En appel, il est versé aux débats les justificatifs de la taxe d’ordures ménagères pour les années 2019, 2020 et 2021, de sorte qu’il convient de condamner M.[F] au paiement de la somme de 484€ à ce titre, rien n’établissant la remise des clés par le locataire à la bailleresse et donc la fin de l’occupation du logement.
Sur la demande en dommages et intérêts pour procédure abusive
L’exercice d’une action en justice, de même que la défense à une telle action, constitue un droit et ne dégénère en abus pouvant donner lieu à dommages et intérêts qu’en cas de malice, mauvaise foi ou erreur grossière équipollente au dol.

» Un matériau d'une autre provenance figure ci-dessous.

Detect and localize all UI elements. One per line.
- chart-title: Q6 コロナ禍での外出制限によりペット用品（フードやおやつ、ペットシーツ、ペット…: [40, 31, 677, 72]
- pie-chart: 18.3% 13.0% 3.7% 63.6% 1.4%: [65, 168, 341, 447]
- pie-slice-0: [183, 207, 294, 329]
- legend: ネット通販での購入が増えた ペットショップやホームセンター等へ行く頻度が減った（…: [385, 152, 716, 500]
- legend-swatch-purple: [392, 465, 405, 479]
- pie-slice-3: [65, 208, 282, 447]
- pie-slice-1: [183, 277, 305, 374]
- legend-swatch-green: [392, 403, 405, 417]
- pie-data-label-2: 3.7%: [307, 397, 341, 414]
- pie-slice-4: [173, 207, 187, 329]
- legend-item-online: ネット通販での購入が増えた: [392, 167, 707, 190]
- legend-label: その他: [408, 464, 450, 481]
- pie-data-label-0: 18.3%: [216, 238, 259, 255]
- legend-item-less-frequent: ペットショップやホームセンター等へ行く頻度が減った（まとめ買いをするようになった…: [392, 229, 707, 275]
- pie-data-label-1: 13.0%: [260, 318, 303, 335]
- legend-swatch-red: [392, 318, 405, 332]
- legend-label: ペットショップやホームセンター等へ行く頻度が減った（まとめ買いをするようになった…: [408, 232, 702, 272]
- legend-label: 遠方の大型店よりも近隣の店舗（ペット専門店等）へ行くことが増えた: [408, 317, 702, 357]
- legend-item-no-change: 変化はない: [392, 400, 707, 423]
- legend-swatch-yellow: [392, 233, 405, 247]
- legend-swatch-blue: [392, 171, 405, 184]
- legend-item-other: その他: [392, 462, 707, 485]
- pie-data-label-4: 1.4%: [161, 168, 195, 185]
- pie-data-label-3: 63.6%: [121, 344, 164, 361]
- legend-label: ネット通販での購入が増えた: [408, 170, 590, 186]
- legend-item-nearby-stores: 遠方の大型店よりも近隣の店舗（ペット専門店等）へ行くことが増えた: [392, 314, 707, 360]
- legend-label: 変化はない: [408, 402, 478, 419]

Mme [V] ne justifie pas du caractère abusif de la présente procédure et sera en conséquence déboutée de sa demande de dommages et intérêts, qui ne peut être considérée comme une demande nouvelle puisqu’elle est relative au caractère abusif allégué de la procédure d’appel.
Sur les autres demandes
M.[F] est condamné à 2 000€ d’article 700 du code de procédure civile outre aux dépens d’appel, qui ne comprendront pas le coût du commandement de payer du 28 septembre 2018 inclus dans les dépens de première instance et de celui du 23 juin 2016 laissé sans effet par Mme [V].
PAR CES MOTIFS,
La Cour, statuant publiquement, par arrêt contradictoire, rendu par mise à disposition au greffe, en dernier ressort,
CONFIRME en toutes ses dispositions le jugement rendu le 30 novembre 2020 par le juge des contentieux de la protection près le tribunal de proximité de FREJUS,
Y ajoutant,
CONDAMNE M.[F] à payer à Mme [V] la somme de 484€ au titre de la taxe d’ordures ménagères des années 2019, 2020 et 2021,
DEBOUTE Mme [V] de sa demande de dommages et intérêts pour procédure abusive,
DEBOUTE les parties du surplus de leurs demandes,
CONDAMNE M.[F] à régler à Mme [V] la somme de 2 000€ sur le fondement de l’article 700 du Code de procédure Civile,
CONDAMNE M.[F] aux entiers dépens de l’appel.